You’ll want a financial manager who understands how your business works when it’s time to prepare financial forecasts. A skilled professional will not only ask the right questions to capture the essence of your business model and incorporate it into the forecast, but will also make recommendations for change—provided the right atmosphere. A back-of-the-envelope request will engage a very limited discussion of assumptions and expectations, while a detailed financial forecast will examine all the “rocks”.

Expect your chief financial officer to take an active interest in your operations. If he’s locked in his office away from marketing, engineering and operations, his scope will be as narrow as his four walls and he’ll miss key assumptions when called upon to produce financial forecasts. This same deficiency will afflict your budgets and business plans too. You need an accountant who will prepare financial forecasts that convey the way your business really works.

Saturday, March 28, 2009

We Train Accounting Teams to Earn You Dividends


WHY TRAINING COUNTS

A well-trained accounting staff is the bedrock of any accounting department. Lack of training leads to repetitive questions, wasted time, faulty communication and unnecessary errors. Sure, it takes time initially to train your team. Furthermore it takes time to mentor and coach them once that initial training has passed. Like any investment, the more you deposit on the front end the greater the rewards you can expect to reap over time.

It can be a real challenge borrowing from the “doing” bank to invest in the “training” bank. Training and education are typically among the first line items to be cut when cost control rears its head during tough times. We tend to consider training as a luxury reserved for only the most favorable business conditions. The result is that training becomes sporadic and hand-me-down, with your incumbent staff passing on bad habits to your newcomers. This is especially true for employees breaking in their replacements under rigorous time constraints.

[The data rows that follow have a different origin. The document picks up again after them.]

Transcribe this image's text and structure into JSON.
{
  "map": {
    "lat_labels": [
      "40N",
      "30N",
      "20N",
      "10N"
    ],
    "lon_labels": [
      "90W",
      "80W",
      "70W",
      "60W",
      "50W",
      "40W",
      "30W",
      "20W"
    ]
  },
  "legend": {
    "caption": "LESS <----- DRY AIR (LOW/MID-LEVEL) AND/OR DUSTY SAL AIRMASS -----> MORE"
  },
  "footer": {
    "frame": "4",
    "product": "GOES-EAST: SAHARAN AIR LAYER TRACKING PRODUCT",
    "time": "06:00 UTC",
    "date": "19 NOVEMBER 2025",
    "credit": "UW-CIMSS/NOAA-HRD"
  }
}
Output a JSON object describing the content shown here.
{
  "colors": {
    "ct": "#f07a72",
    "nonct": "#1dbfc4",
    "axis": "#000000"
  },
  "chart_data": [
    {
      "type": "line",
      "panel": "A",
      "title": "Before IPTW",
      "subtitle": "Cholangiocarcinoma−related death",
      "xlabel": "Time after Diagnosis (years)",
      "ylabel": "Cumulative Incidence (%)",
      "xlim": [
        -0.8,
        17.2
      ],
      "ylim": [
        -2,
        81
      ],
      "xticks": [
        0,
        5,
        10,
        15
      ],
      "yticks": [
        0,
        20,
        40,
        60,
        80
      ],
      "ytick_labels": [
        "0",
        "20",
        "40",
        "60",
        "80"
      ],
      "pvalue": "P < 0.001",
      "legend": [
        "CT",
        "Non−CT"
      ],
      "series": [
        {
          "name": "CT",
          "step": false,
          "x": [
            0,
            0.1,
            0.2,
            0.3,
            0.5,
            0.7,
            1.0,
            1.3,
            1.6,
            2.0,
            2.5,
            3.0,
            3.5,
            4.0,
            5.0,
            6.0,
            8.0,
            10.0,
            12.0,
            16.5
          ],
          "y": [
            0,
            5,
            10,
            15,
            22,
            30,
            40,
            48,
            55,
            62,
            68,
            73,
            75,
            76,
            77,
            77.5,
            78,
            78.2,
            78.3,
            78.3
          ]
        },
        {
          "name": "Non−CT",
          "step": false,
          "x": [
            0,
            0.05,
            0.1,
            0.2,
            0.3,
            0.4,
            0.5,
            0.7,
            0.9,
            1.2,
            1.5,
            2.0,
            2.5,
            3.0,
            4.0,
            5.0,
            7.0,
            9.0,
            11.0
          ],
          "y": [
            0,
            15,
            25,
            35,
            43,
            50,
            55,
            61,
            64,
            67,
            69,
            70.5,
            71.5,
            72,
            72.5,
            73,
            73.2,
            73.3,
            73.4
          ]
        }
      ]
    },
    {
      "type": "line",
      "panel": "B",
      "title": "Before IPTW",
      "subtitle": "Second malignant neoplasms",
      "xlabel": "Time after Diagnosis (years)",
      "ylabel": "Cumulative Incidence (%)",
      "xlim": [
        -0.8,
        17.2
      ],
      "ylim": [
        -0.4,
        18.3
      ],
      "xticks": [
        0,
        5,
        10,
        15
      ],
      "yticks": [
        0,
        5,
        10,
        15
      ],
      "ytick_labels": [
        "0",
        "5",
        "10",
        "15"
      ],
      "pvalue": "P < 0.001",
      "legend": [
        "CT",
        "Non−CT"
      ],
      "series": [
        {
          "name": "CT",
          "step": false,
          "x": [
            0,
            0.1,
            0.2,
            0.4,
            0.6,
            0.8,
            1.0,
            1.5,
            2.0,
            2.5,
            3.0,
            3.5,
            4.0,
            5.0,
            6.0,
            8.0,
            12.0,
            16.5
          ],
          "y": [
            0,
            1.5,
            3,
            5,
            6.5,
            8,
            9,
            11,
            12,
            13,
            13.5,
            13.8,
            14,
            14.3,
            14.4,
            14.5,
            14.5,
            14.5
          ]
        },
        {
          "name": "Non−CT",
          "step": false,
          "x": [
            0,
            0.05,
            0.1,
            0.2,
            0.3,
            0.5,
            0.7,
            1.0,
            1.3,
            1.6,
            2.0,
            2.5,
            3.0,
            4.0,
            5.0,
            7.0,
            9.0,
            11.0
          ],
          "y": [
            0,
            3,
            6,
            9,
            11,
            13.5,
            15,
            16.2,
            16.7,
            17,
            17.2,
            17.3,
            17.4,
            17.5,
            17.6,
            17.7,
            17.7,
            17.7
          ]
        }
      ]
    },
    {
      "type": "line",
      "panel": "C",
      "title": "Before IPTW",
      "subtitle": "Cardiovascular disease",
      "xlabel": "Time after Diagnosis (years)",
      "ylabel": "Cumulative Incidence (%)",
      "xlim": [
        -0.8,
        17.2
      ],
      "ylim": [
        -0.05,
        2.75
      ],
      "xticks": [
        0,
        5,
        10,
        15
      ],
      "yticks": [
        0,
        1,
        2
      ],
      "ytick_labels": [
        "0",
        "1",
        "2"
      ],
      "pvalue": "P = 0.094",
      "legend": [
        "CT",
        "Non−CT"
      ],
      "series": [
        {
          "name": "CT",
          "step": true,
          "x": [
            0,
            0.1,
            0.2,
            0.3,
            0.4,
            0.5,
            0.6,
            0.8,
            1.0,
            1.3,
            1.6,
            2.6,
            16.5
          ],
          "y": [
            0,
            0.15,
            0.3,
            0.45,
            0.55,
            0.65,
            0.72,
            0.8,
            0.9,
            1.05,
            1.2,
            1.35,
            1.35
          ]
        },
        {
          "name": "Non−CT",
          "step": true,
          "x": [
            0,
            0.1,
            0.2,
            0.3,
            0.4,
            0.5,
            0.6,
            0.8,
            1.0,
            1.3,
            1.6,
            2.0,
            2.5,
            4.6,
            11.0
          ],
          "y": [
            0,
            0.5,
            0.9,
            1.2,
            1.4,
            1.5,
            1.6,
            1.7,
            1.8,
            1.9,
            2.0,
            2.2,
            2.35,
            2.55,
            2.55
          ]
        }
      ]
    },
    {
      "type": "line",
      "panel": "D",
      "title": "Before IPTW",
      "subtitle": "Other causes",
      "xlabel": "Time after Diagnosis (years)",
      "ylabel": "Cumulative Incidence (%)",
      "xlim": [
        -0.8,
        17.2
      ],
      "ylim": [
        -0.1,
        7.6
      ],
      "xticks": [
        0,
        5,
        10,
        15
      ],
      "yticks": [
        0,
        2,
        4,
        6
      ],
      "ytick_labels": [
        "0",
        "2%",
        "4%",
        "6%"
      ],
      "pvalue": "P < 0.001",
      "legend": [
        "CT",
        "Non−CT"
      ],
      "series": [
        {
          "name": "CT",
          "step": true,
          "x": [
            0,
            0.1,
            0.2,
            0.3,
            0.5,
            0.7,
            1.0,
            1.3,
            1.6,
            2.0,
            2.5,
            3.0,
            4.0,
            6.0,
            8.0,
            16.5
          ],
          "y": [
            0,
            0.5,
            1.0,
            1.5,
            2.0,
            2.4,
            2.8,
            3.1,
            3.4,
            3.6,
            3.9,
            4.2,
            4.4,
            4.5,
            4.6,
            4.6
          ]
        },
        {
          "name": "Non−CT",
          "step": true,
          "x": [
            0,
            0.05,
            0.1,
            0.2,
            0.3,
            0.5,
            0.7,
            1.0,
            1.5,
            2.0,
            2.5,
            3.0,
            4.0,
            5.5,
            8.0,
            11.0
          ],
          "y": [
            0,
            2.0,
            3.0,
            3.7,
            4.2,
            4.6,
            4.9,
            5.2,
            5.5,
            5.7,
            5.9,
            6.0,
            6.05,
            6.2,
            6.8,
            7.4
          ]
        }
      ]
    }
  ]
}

What does good training achieve? First, it establishes a common language between teacher and student, provided the teacher is suited to the task. You need a teacher or trainer who can express ideas clearly and with patience. Some students grasp a concept immediately, while others need examples, diagrams and even practice problems . Avoid the teacher who uses jargon without explanation or who jumps to the next principle without ensuring that the student fully comprehends what went before. We’ve all been known to signal “I got it!” when what we really mean is, “I’m losing interest!”

Second, good training can unearth both changing business conditions and just plain bad procedures. If trainer and student are really hearing one another, it’s not unusual to discover that how it’s done isn’t necessarily how it was meant to be done. Good teachers will invite their students to explore with them how and why practices have shifted away from the standards that should have been in place. Because the good trainer never stops learning herself, she may find that the accounting staff has changed its procedures to match real-world conditions that were never anticipated when its systems were first introduced.

Third, good training provides a context for the student. If the student can relate the surrounding conditions to a particular practice, he has the tools to evaluate similar conditions. Is “B” close enough to “A” that we handle it the same way, or is “B” more like “C”? So much of learning is extrapolation from one situation to another. Be generous: Give your staff the skills and the confidence to find their own answers by providing the training they need.

If you need assistance with accounting staff development and training, seek out experts who can both “teach” and “do”. Has your trainer been a “best boss”? If so, chances are she makes a good teacher too. Ask your business network for referrals and surf the web, but get references no matter what your source. A qualified trainer will be happy to oblige.